Lara also mentions a few extra tips:
- Get the Flu Vaccine as soon as possible. As a pregnant woman you are eligible to receive the vaccine for free.
- If you are still working out of home, consider asking your doctor for a letter to enable you to either work from home or access other options to limit your exposure to other people
- If you experience any symptoms of Coronavirus, call your doctor straight away.
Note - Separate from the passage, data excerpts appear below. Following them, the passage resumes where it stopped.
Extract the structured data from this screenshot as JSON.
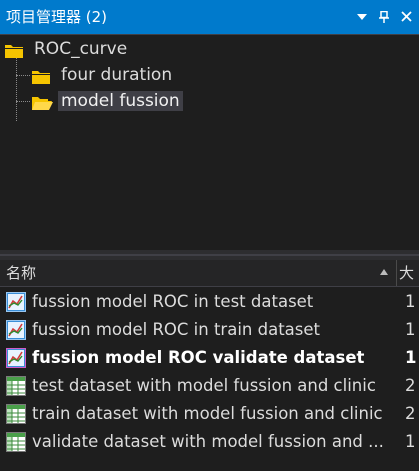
{
  "window": {
    "title": "项目管理器 (2)",
    "buttons": {
      "dropdown_icon": "dropdown-arrow-icon",
      "pin_icon": "pin-icon",
      "close_icon": "close-icon"
    }
  },
  "tree": {
    "root": {
      "label": "ROC_curve",
      "icon": "folder-icon"
    },
    "children": [
      {
        "label": "four duration",
        "icon": "folder-icon",
        "selected": false
      },
      {
        "label": "model fussion",
        "icon": "folder-open-icon",
        "selected": true
      }
    ]
  },
  "list": {
    "columns": {
      "name": "名称",
      "size": "大"
    },
    "sort_icon": "sort-ascending-icon",
    "rows": [
      {
        "name": "fussion model ROC in test dataset",
        "size": "1",
        "icon": "graph-icon",
        "bold": false
      },
      {
        "name": "fussion model ROC in train dataset",
        "size": "1",
        "icon": "graph-icon",
        "bold": false
      },
      {
        "name": "fussion model ROC validate dataset",
        "size": "1",
        "icon": "graph-icon",
        "bold": true
      },
      {
        "name": "test dataset with model fussion and clinic",
        "size": "2",
        "icon": "worksheet-icon",
        "bold": false
      },
      {
        "name": "train dataset with model fussion and clinic",
        "size": "2",
        "icon": "worksheet-icon",
        "bold": false
      },
      {
        "name": "validate dataset with model fussion and ...",
        "size": "1",
        "icon": "worksheet-icon",
        "bold": false
      }
    ]
  },
  "colors": {
    "title_bar": "#007acc",
    "panel_bg": "#1e1e1e",
    "folder": "#f5c400",
    "selected_bg": "#3f3f46"
  }
}
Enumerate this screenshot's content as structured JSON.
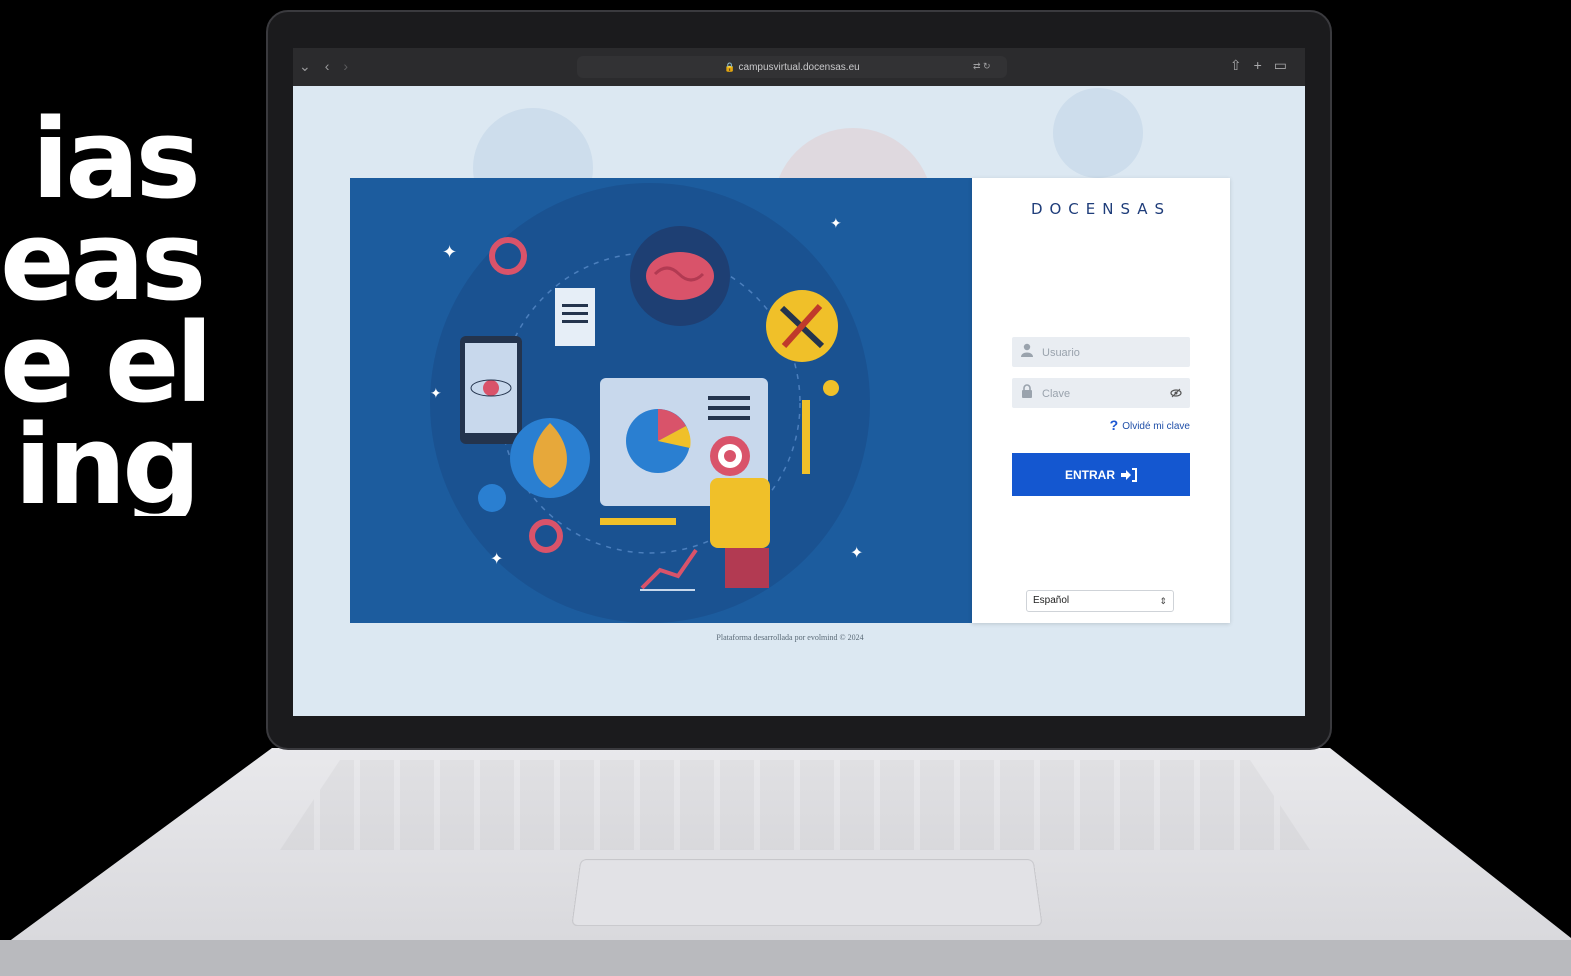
{
  "headline": {
    "lines": [
      "ias",
      "eas",
      "e el",
      "ing"
    ]
  },
  "browser": {
    "url": "campusvirtual.docensas.eu",
    "nav_icons": [
      "chevron-down-icon",
      "back-icon",
      "forward-icon"
    ],
    "right_icons": [
      "share-icon",
      "new-tab-icon",
      "tabs-icon"
    ]
  },
  "login": {
    "logo": "DOCENSAS",
    "username_placeholder": "Usuario",
    "password_placeholder": "Clave",
    "forgot_label": "Olvidé mi clave",
    "submit_label": "ENTRAR",
    "language_selected": "Español"
  },
  "footer": {
    "text": "Plataforma desarrollada por evolmind © 2024"
  },
  "colors": {
    "illustration_bg": "#1c5c9e",
    "primary_button": "#1457d0",
    "logo_text": "#1f3d7a",
    "logo_accent": "#3bb38f"
  }
}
Taking care of yourself; mind and body, is taking care of your baby. Do spend 5 or 10 minutes every day to re-centre yourself, do some deep breathing exercises or meditation or anything that helps to relieve feelings of anxiety. Mind The Bump is an excellent tool especially aimed at helping pregnant women manage their worries and anxieties.
Too Long, Didn't Read?
- There’s no need to feel alone – there are many sources of support available from your GP and hospital or check out our list of resources below
- Stay engaged with your primary health provider – they’re all still at work – more than happy to speak to a pregnant woman at any time.
- When you visit your doctor for appointments, arrive on time to avoid spending too much unnecessary time sitting in a waiting room.
- You still have all your rights – you don’t need to be pushed into anything you’re not comfortable with.
- Make sure you take time for yourself everyday to re-centre.
These are a range of resources with up to date advice to help you find some answers and hopefully some reassurance:
- The Australian Government website ‘Raising Children’ is packed with general advice from pregnancy right through to the teenage years and is a brilliant resource at any time. Check out their Coronavirus page for specific advice.
- For regularly updated information on the general Coronavirus situation visit the Health Direct website:
- The Royal Australian and New Zealand College of Obstetricians and Gynaecologists has an Information Hub for pregnancy women and their families with an FAQ and other advice:
- If you or your partner are experiencing feelings of anxiety, depression or just need some extra support, visit the PANDA website or call their hotline on 1300 726 306
This article contains general pointers and should not replace any advice you receive from your healthcare professional.